Some metals react with dilute acids, while others do not. Metals which react with acids produces bubbles of hydrogen gas.
Hydrogen gas is a colourless gas that extinguishes a burning splint with a pop sound. This shows acids contain hydrogen gas.
This hydrogen is displaced/removed from the acids by some metals like Magnesium, Zinc, aluminium, iron and sodium.
Some other metals like copper, silver, gold, platinum and mercury are not reactive enough to displace/remove the hydrogen from dilute acids.
2. Reaction of metal carbonates and hydrogen carbonates with mineral acids.
All acids react with carbonates and hydrogen carbonates to form a salt, water and produce /evolve carbon (IV)oxide gas.
Metal carbonate + Acid → Salt + Water + Carbon(IV)oxide gas
Metal hydrogen carbonate + Acid → Salt + Water + Carbon(IV)oxide gas
Reaction of metal carbonates and hydrogen carbonates with mineral acids.
(a)Place 5 #cm^3# of dilute hydrochloric acid in a small test tube.
Add half spatula full of sodium carbonate.
Stopper the test tube using a cork with delivery tube directed into lime water.
Record the observations made.
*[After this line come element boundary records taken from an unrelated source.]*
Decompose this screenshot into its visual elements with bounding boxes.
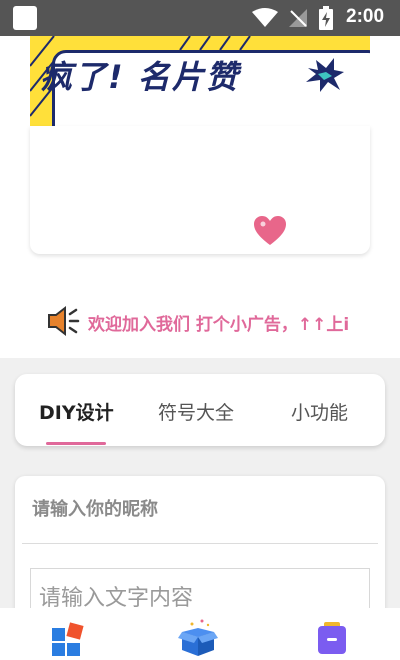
- app-screen: 2:00 疯了! 名片赞 欢迎加入我们 打个小广告，↑↑上i DIY设计 符号大…: [0, 0, 400, 660]
- wifi-icon: [252, 8, 278, 27]
- tool-icon[interactable]: [312, 618, 352, 658]
- marquee-text: 欢迎加入我们 打个小广告，↑↑上i: [88, 315, 350, 335]
- nickname-label[interactable]: 请输入你的昵称: [32, 495, 158, 521]
- battery-icon: [319, 6, 333, 30]
- no-signal-icon: [289, 9, 307, 27]
- tab-small-tools[interactable]: 小功能: [291, 398, 348, 425]
- banner-card: [30, 126, 370, 254]
- speaker-icon: [48, 305, 80, 337]
- status-bar: 2:00: [0, 0, 400, 36]
- tab-diy-design[interactable]: DIY设计: [39, 398, 114, 425]
- gift-box-icon[interactable]: [178, 618, 218, 658]
- burst-icon: [306, 58, 344, 92]
- heart-icon[interactable]: [254, 216, 286, 246]
- diy-icon[interactable]: [48, 618, 88, 658]
- tab-symbols[interactable]: 符号大全: [158, 398, 234, 425]
- tab-active-indicator: [46, 442, 106, 445]
- divider: [22, 543, 378, 544]
- status-time: 2:00: [346, 6, 385, 27]
- banner-title: 疯了! 名片赞: [40, 58, 240, 96]
- app-icon: [13, 6, 37, 30]
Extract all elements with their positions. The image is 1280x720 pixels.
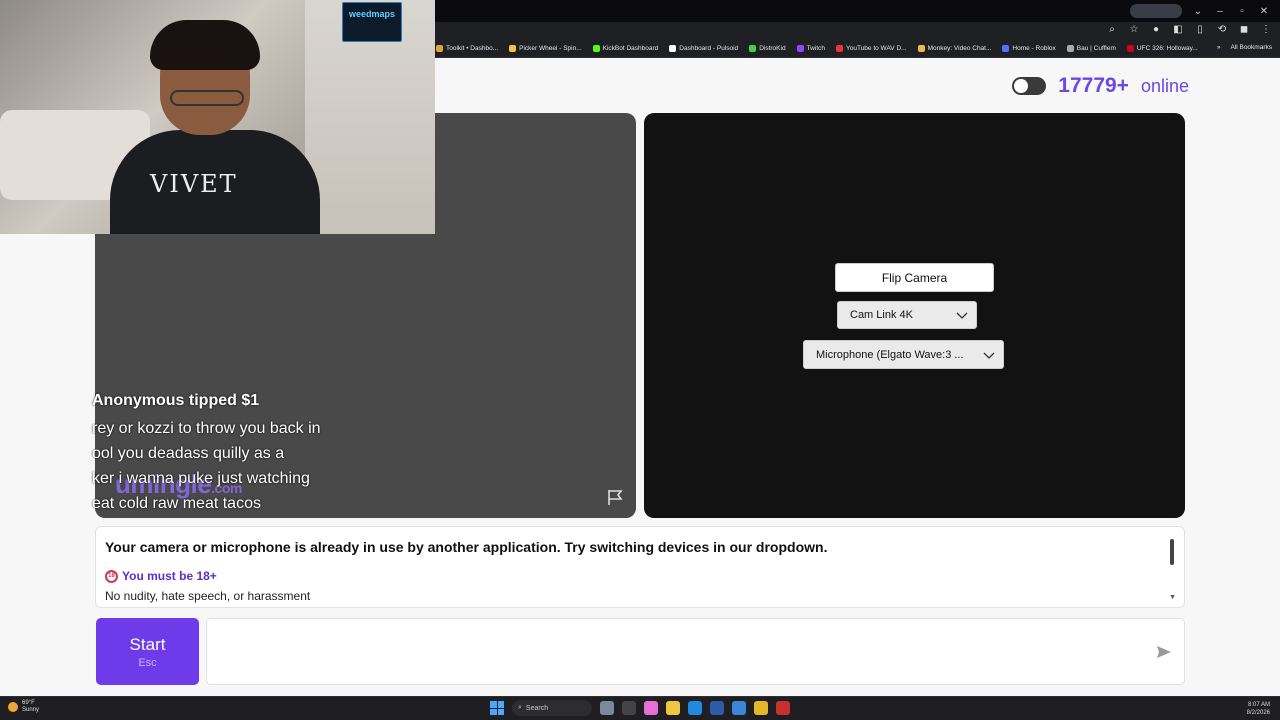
- online-counter: 17779+ online: [1012, 74, 1189, 98]
- app-icon[interactable]: [776, 701, 790, 715]
- neon-sign: weedmaps: [342, 2, 402, 42]
- shirt-text: VIVET: [150, 170, 238, 198]
- chrome-icon[interactable]: [754, 701, 768, 715]
- chevron-down-icon: [956, 312, 968, 319]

Test the gas also with burning splint.
(b)Repeat the procedure in (a) above using Zinc carbonate, Calcium carbonate, copper carbonate, sodium hydrogen carbonate, Potassium hydrogen carbonate in place of Sodium carbonate.
(c)Repeat the procedure in (a) then (b) using dilute sulphuric (VI) acid in place of dilute hydrochloric acid.
Set up of apparatus
(i) effervescence/bubbles produced/fizzing in all cases.
(ii) colourless gas produced in all cases.
(iii) gas produced forms a white precipitate with lime water.
All metal carbonate/hydrogen carbonate reacts with dilute acids to produce bubbles of carbon (IV)oxide gas. Carbon(IV)oxide gas is a colourless gas that extinguishes a burning splint.
When carbon (IV) oxide gas is bubbled in lime water, a white precipitate is formed.
3. Neutralization by bases/alkalis
All acids react with bases to form a salt and water only. The reaction of an acid with metal oxides/hydroxides(bases) to salt and water only is called neutralization reaction.
Since no effervescence/bubbling/fizzing take place during neutralization:
(i) the reaction with alkalis require a suitable indicator. The colour of the indicator changes when all the acid has reacted with the soluble solution of the alkali (metal oxides/ hydroxides).
(ii) excess of the base is added to ensure all the acid reacts. The excess acid is then filtered off.
Reaction of alkali with mineral acids.
(i)Place about 5 #cm^3# of dilute hydrochloric acid in a boiling tube. Add one drop of phenolphthalein indicator. Using a dropper/teat pipette, add dilute sodium hydroxide dropwise until there is a colour change.
(ii)Repeat the procedure with dilute sulphuric (VI)acid instead of hydrochloric acid.
(iii)Repeat the procedure with potassium hydroxide instead of sodium hydroxide.
Colour of phenolphthalein change from colourless to pink in all cases.
Bases/alkalis neutralize acids. Acids and bases/alkalis are colourless. A suitable indicator like phenolphthalein change colour to pink, when all the acid has been neutralized by the bases/alkalis.
Phenolphthalein change colour from pink, to colourless when all the bases/alkalis has been neutralized by the acid.